The following is just a story I felt like sharing; if you're not interested, move along. I chose this forum because it wasn't part of any regular commute, and because it involved an encounter with a motorist who seemed to be endangering my safety and who thought I belonged on the sidewalk. End of disclaimer.
The other day (Sunday afternoon) I'm riding along a two-lane city/residential road with cars parallel parked on each side. I was riding in the lane and out of the door zone. There's oncoming traffic, and a car approaches me from behind, honking impatiently. I can see not far ahead to the end of the line of parked cars on the right. So I give a "slow/stop" signal to the driver behind me, hoping to indicate that I'll get out of the way asap and please don't pass me unsafely right now.
Just as I'm passing the last parked car and moving out of the lane, the car passes me (close but not threateningly so), but rather than speeding past, the driver slows to my speed with the window rolled down. It's two women, driver and passenger, and they yell something like, "If you want to park, go on the sidewalk, like that guy!" (In retrospect, my slow/stop signal probably made them think I was getting ready to park, rather than communicating "back off", as I had meant.) They wait briefly for my response, but I'm already riding fast and slightly up-hill, hence breathing hard, and I don't feel like responding, so I say nothing, and they hit the gas.

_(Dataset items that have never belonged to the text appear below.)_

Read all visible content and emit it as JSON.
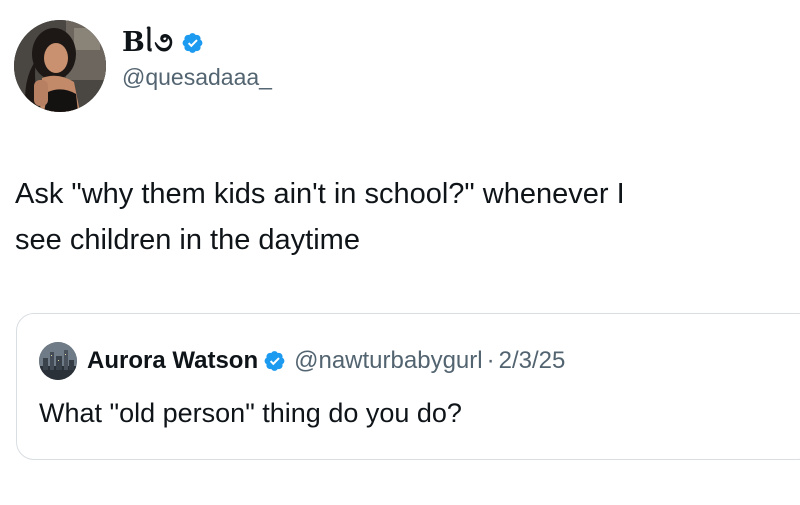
{
  "author": {
    "display_name": "Bᥣ૭",
    "handle": "@quesadaaa_",
    "avatar_icon": "profile-photo",
    "verified_icon": "verified-badge-icon",
    "verified_color": "#1d9bf0"
  },
  "tweet": {
    "line1": "Ask \"why them kids ain't in school?\" whenever I",
    "line2": "see children in the daytime"
  },
  "quoted_tweet": {
    "display_name": "Aurora Watson",
    "handle": "@nawturbabygurl",
    "separator": "·",
    "date": "2/3/25",
    "text": "What \"old person\" thing do you do?",
    "avatar_icon": "city-skyline-avatar",
    "verified_icon": "verified-badge-icon"
  },
  "colors": {
    "text_primary": "#0f1419",
    "text_secondary": "#536471",
    "border": "#d9dee2",
    "background": "#ffffff"
  }
}
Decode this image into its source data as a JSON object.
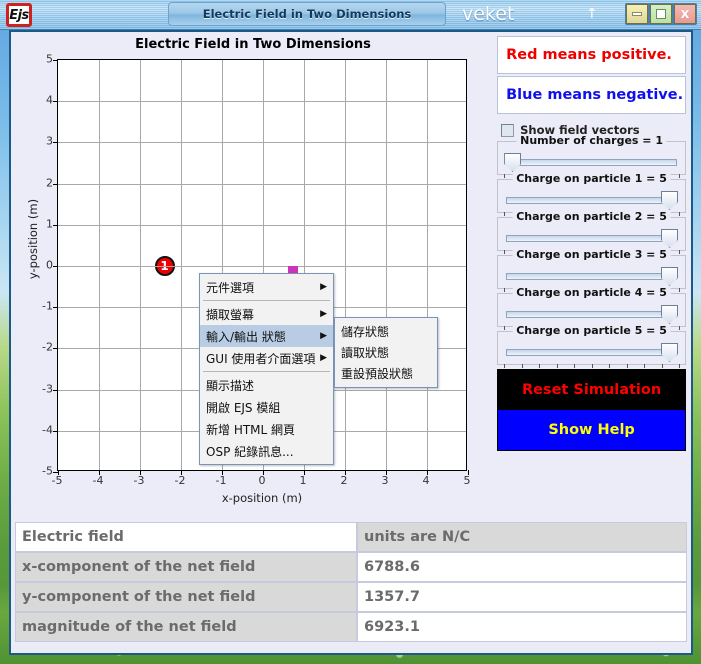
{
  "desktop": {
    "taskbar_label": "veket"
  },
  "titlebar": {
    "logo_text": "Ejs",
    "window_title": "Electric Field in Two Dimensions",
    "minimize_label": "",
    "maximize_label": "",
    "close_label": "X",
    "up_arrow": "↑"
  },
  "plot": {
    "title": "Electric Field in Two Dimensions",
    "xaxis_title": "x-position (m)",
    "yaxis_title": "y-position (m)",
    "x_ticks": [
      "-5",
      "-4",
      "-3",
      "-2",
      "-1",
      "0",
      "1",
      "2",
      "3",
      "4",
      "5"
    ],
    "y_ticks": [
      "5",
      "4",
      "3",
      "2",
      "1",
      "0",
      "-1",
      "-2",
      "-3",
      "-4",
      "-5"
    ],
    "charge_label": "1"
  },
  "chart_data": {
    "type": "scatter",
    "title": "Electric Field in Two Dimensions",
    "xlabel": "x-position (m)",
    "ylabel": "y-position (m)",
    "xlim": [
      -5,
      5
    ],
    "ylim": [
      -5,
      5
    ],
    "grid": true,
    "legend": "none",
    "series": [
      {
        "name": "charge 1",
        "marker": "filled-circle",
        "color": "#ee0000",
        "label": "1",
        "points": [
          {
            "x": -2.4,
            "y": 0.0
          }
        ]
      }
    ],
    "annotations": [
      {
        "text": "Red means positive.",
        "color": "#ee0000"
      },
      {
        "text": "Blue means negative.",
        "color": "#1010ee"
      }
    ]
  },
  "context_menu": {
    "items": [
      {
        "label": "元件選項",
        "submenu": true,
        "selected": false
      },
      {
        "separator": true
      },
      {
        "label": "擷取螢幕",
        "submenu": true,
        "selected": false
      },
      {
        "label": "輸入/輸出 狀態",
        "submenu": true,
        "selected": true
      },
      {
        "label": "GUI 使用者介面選項",
        "submenu": true,
        "selected": false
      },
      {
        "separator": true
      },
      {
        "label": "顯示描述",
        "submenu": false,
        "selected": false
      },
      {
        "label": "開啟 EJS 模組",
        "submenu": false,
        "selected": false
      },
      {
        "label": "新增 HTML 網頁",
        "submenu": false,
        "selected": false
      },
      {
        "label": "OSP 紀錄訊息...",
        "submenu": false,
        "selected": false
      }
    ],
    "submenu_items": [
      {
        "label": "儲存狀態"
      },
      {
        "label": "讀取狀態"
      },
      {
        "label": "重設預設狀態"
      }
    ],
    "arrow_glyph": "▶"
  },
  "controls": {
    "legend_positive": "Red means positive.",
    "legend_negative": "Blue means negative.",
    "checkbox_label": "Show field vectors",
    "checkbox_checked": false,
    "sliders": [
      {
        "label": "Number of charges = 1",
        "value": 1,
        "percent": 0,
        "ticks": 5
      },
      {
        "label": "Charge on particle 1 = 5",
        "value": 5,
        "percent": 100,
        "ticks": 11
      },
      {
        "label": "Charge on particle 2 = 5",
        "value": 5,
        "percent": 100,
        "ticks": 11
      },
      {
        "label": "Charge on particle 3 = 5",
        "value": 5,
        "percent": 100,
        "ticks": 11
      },
      {
        "label": "Charge on particle 4 = 5",
        "value": 5,
        "percent": 100,
        "ticks": 11
      },
      {
        "label": "Charge on particle 5 = 5",
        "value": 5,
        "percent": 100,
        "ticks": 11
      }
    ],
    "reset_button": "Reset Simulation",
    "help_button": "Show Help"
  },
  "table": {
    "rows": [
      {
        "label": "Electric field",
        "value": "units are N/C",
        "header": true
      },
      {
        "label": "x-component of the net field",
        "value": "6788.6",
        "header": false
      },
      {
        "label": "y-component of the net field",
        "value": "1357.7",
        "header": false
      },
      {
        "label": "magnitude of the net field",
        "value": "6923.1",
        "header": false
      }
    ]
  },
  "colors": {
    "positive": "#ee0000",
    "negative": "#1010ee",
    "reset_bg": "#000000",
    "reset_fg": "#ff0000",
    "help_bg": "#0000ff",
    "help_fg": "#ffff00"
  }
}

About a minute later, I arrived at my destination, whereupon I locked my bike and took a walk through a trail in the woods, as I had planned. I was going over the incident in my head, thinking "maybe I should have gotten their license-plate number; then I could call the cops and report reckless driving or something". As I was thinking like this, a white bird, something like an albino robin or sparrow, flew up from the ground a few yards in front of me, and landed a bit farther away, in the bushes to the side of the trail ahead of me. Evidently I had startled it, and it was flying away from me.
I took this as a wake-up call, imagined that it was a bird of peace, and that I had scared it because I was (in my mind) anything but peaceful at that moment, and certainly not aware of my surroundings or enjoying what might have been a beautiful walk in the woods. So I reflected, and came to realize that the two women who had yelled at me must have been in a bad mood before I entered their world -- in other words, I did not cause their bad mood, but was merely one of innumerable excuses they were looking for which could help to justify their bad mood. I then felt sorry for them, and wished that whatever was the fundamental cause of their irritation would be healed. I furthermore saw them as not the cause of my irritation, but rather as potentially a wake-up call, a blessing in disguise. Though I'm glad I didn't respond to them rudely, with "f--- you" or something like that, I wished I had responded more compassionately than with a blank stare -- perhaps with a two-finger peace sign, or less ambiguously, "have a nice day".